Humans have passions. As for me, I have a penchant for the lifeworld, the realm of our daily routines. For it offers us a view from outside: on people more or less absorbed in practices, at home in what they do. The charming impression of the lifeworld moment is the beauty of what is natural to us.
Doing philosophy is another passion of mine.
Philosophers reach out to others in various ways. A philosopher is in dialogue with students, publishes written down thoughts, and gives talks in the academic arena. Philosophy, though, can come alive in a variety of other ways.

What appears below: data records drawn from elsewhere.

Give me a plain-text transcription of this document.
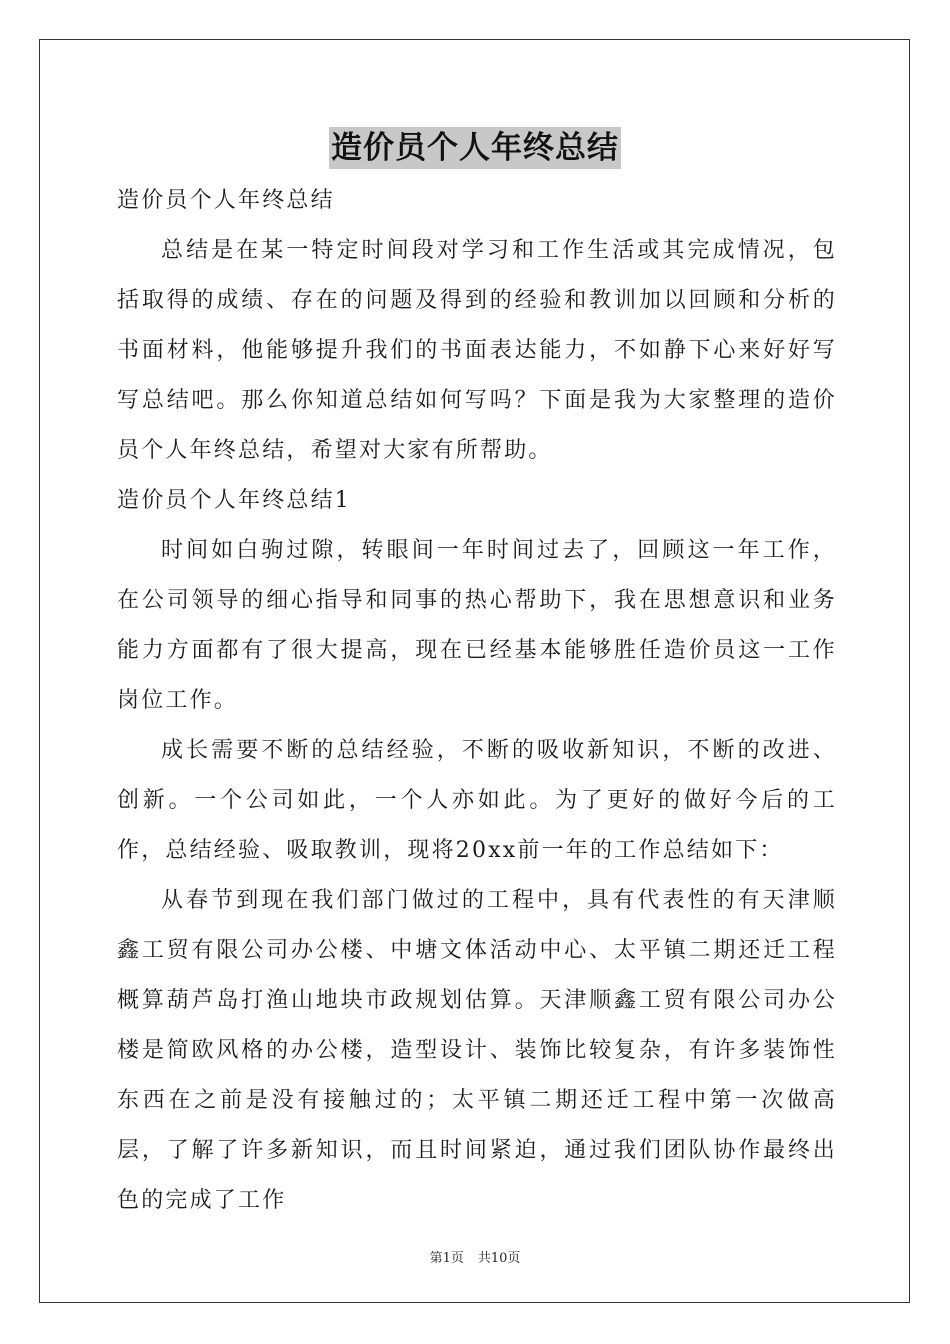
造价员个人年终总结

造价员个人年终总结

总结是在某一特定时间段对学习和工作生活或其完成情况，包括取得的成绩、存在的问题及得到的经验和教训加以回顾和分析的书面材料，他能够提升我们的书面表达能力，不如静下心来好好写写总结吧。那么你知道总结如何写吗？下面是我为大家整理的造价员个人年终总结，希望对大家有所帮助。

造价员个人年终总结1

时间如白驹过隙，转眼间一年时间过去了，回顾这一年工作，在公司领导的细心指导和同事的热心帮助下，我在思想意识和业务能力方面都有了很大提高，现在已经基本能够胜任造价员这一工作岗位工作。

成长需要不断的总结经验，不断的吸收新知识，不断的改进、创新。一个公司如此，一个人亦如此。为了更好的做好今后的工作，总结经验、吸取教训，现将20xx前一年的工作总结如下：

从春节到现在我们部门做过的工程中，具有代表性的有天津顺鑫工贸有限公司办公楼、中塘文体活动中心、太平镇二期还迁工程概算葫芦岛打渔山地块市政规划估算。天津顺鑫工贸有限公司办公楼是简欧风格的办公楼，造型设计、装饰比较复杂，有许多装饰性东西在之前是没有接触过的；太平镇二期还迁工程中第一次做高层，了解了许多新知识，而且时间紧迫，通过我们团队协作最终出色的完成了工作

第1页 共10页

Think of the idea, for example, that philosophy is present in our world especially when philosophers are active beyond the academic setting. From one point of view, philosophy is real when it translates itself into societal practices. It is not important that such practices are understood or recognized as philosophical. More important is that there are philosophers who have projects, pursuing the goal of contributing to our societies.
There are, of course, various ways to become practical.
Among the philosophical practices, the simple idea of giving things a language has always appealed to me. This practice is neither exclusive to philosophers nor all we can say on philosophy. And yet I believe that philosophy has much to do with giving things a language, i.e., finding words proper to their subject.
Language, however, is not bound to letters.
Take, for example, visual language, the language of a picture we see. There is no visual philosophy around, but if we reflect on one of its possible meanings, it might stand for the idea that catching a lifeworld moment means doing visual philosophy: finding language for a particular moment in order to let it grow into its own visual space.
Whereas visual philosophy might be a term too provoking, speaking in terms of lebensweltfoto and lebensweltfilm is speaking out my idea. These are no genres, which you have missed so far in your life. They simply represent another passion and thus the variety in my life.